Holy fuckamoly…he better have that wine chilled when you get home…that’s all I am gonna say!!!!

Hope you both have fun and that he is a good guy when it comes to family and their idea of practical jokes. ;)

Kim Says:

I’d be lying if I said I wasn’t a little scared!
;)

Dusty Says:

Kim…he has to have a great sense of humor and a wicked view of the world to be ‘with you’ chica..so nothing to worry about I bet. ;)

My father is 80 and having been taking care of his fuckwitted, childish ass lately I have to say I would rather have your mom to deal with than my father…who btw was a very shitty father to us kids when it really mattered.

Jeannie Says:

I’m hopeful you get wine and beer too!

I’m hopeful your Dad’s family is on their worst behavior for Steve because after all your stories, can you imagine the let down if they weren’t?

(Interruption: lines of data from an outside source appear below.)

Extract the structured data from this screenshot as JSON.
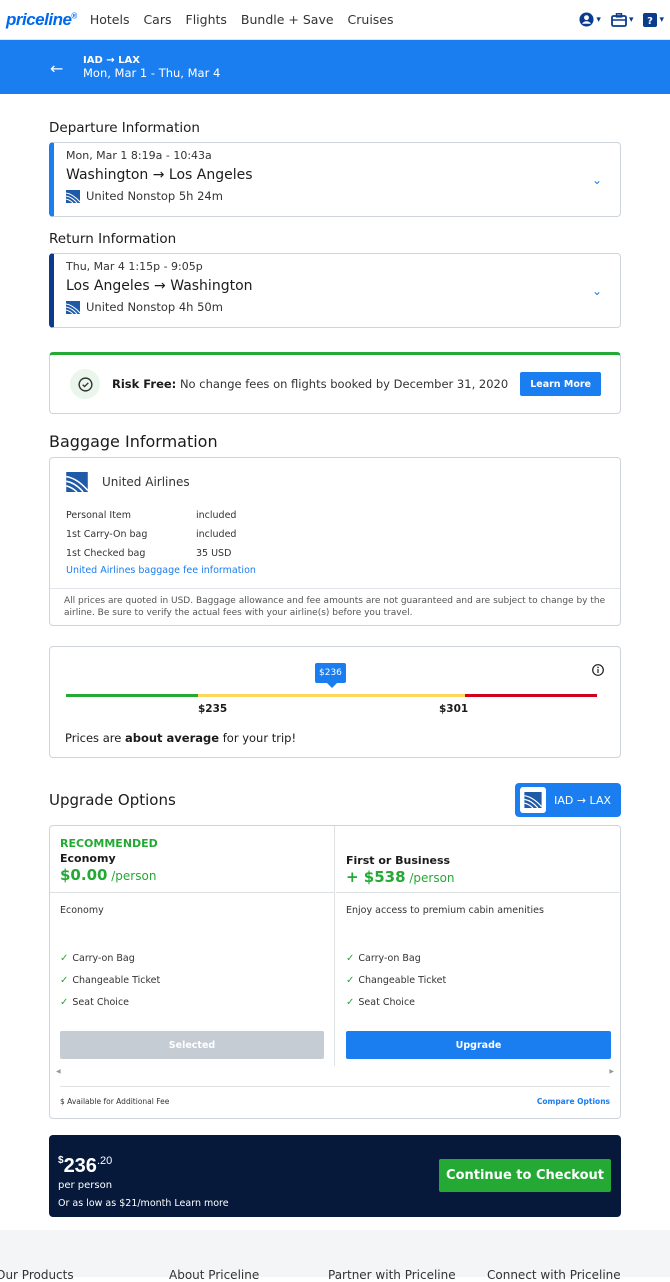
{
  "nav": {
    "logo": "priceline",
    "logo_mark": "®",
    "links": [
      "Hotels",
      "Cars",
      "Flights",
      "Bundle + Save",
      "Cruises"
    ],
    "icons": [
      "account-icon",
      "trips-icon",
      "help-icon"
    ]
  },
  "banner": {
    "route": "IAD → LAX",
    "dates": "Mon, Mar 1 - Thu, Mar 4"
  },
  "departure": {
    "heading": "Departure Information",
    "datetime": "Mon, Mar 1   8:19a - 10:43a",
    "cities": "Washington  →  Los Angeles",
    "details": "United  Nonstop  5h 24m"
  },
  "return": {
    "heading": "Return Information",
    "datetime": "Thu, Mar 4   1:15p - 9:05p",
    "cities": "Los Angeles  →  Washington",
    "details": "United  Nonstop  4h 50m"
  },
  "risk": {
    "bold": "Risk Free:",
    "text": " No change fees on flights booked by December 31, 2020",
    "button": "Learn More"
  },
  "baggage": {
    "heading": "Baggage Information",
    "airline": "United Airlines",
    "rows": [
      {
        "item": "Personal Item",
        "fee": "included"
      },
      {
        "item": "1st Carry-On bag",
        "fee": "included"
      },
      {
        "item": "1st Checked bag",
        "fee": "35 USD"
      }
    ],
    "link": "United Airlines baggage fee information",
    "disclaimer": "All prices are quoted in USD. Baggage allowance and fee amounts are not guaranteed and are subject to change by the airline. Be sure to verify the actual fees with your airline(s) before you travel."
  },
  "price_meter": {
    "current": "$236",
    "low": "$235",
    "high": "$301",
    "msg_pre": "Prices are ",
    "msg_bold": "about average",
    "msg_post": " for your trip!",
    "colors": {
      "low": "#23a934",
      "mid": "#fdd85d",
      "high": "#d0021b"
    }
  },
  "upgrade": {
    "heading": "Upgrade Options",
    "route_button": "IAD → LAX",
    "options": [
      {
        "badge": "RECOMMENDED",
        "name": "Economy",
        "prefix": "",
        "price": "$0.00",
        "unit": " /person",
        "desc": "Economy",
        "features": [
          "Carry-on Bag",
          "Changeable Ticket",
          "Seat Choice"
        ],
        "button": "Selected"
      },
      {
        "badge": "",
        "name": "First or Business",
        "prefix": "+ ",
        "price": "$538",
        "unit": " /person",
        "desc": "Enjoy access to premium cabin amenities",
        "features": [
          "Carry-on Bag",
          "Changeable Ticket",
          "Seat Choice"
        ],
        "button": "Upgrade"
      }
    ],
    "fee_note": "$ Available for Additional Fee",
    "compare": "Compare Options"
  },
  "checkout": {
    "currency": "$",
    "dollars": "236",
    "cents": ".20",
    "per": "per person",
    "low": "Or as low as $21/month  Learn more",
    "button": "Continue to Checkout"
  },
  "footer": {
    "links": [
      "Our Products",
      "About Priceline",
      "Partner with Priceline",
      "Connect with Priceline"
    ]
  }
}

Your Mom has it so right. The only good thing about old age is that no one expects you to be cool.

Kim Says:

hahahah.
you guys are so right!
ps- Dusty- do what my mom did- put bugs in his cereal & say they’re raisins. (again, not kidding!)

Brian Smart Says:

Since I am a father who is prone to the same kind of direct messaging to potential courters of my daughters, but also because I have been the guy at the kitchen table with the revolver on it, my advice to Steve is this:

No bullshit. Fathers can smell bullshit from a guy who intends on dating his daughter like a shark can smell a single drop of blood in a million parts water. If they start trying you on for size…hold your ground, stay no more than one beer behind the old man, and never come across as a smart ass even though, depending on the subject matter, you might actually know more than he does. Don’t talk too much and avoid saying those kinds of things like “fucking Oilers suck shit man” because if you do…guaranteed he’s head of the Oilers Booster club and then you are fucked for all eternity. Good luck. I think the best advice I ever got was this: “Be yourself…just leave out the part of you that sometimes acts like an asshole”.

a name Says:

love the boyfriend-intimidation tactics. will have to use them on my sister’s dates. muahahahahaha.

Here’s to wine. *lifts glass*

Stever Says:

I did miss this post before the end of the day. BUT… I also did get beer!

Kim Says:

Yes he did- he’s a damn fine man!!!! I’m looking forward to the weekend (I think) will post an update………..

Phaedra Says:

Your post always make me smile. I love you, man.

And wine. But not beer. Can’t win them all, I guess.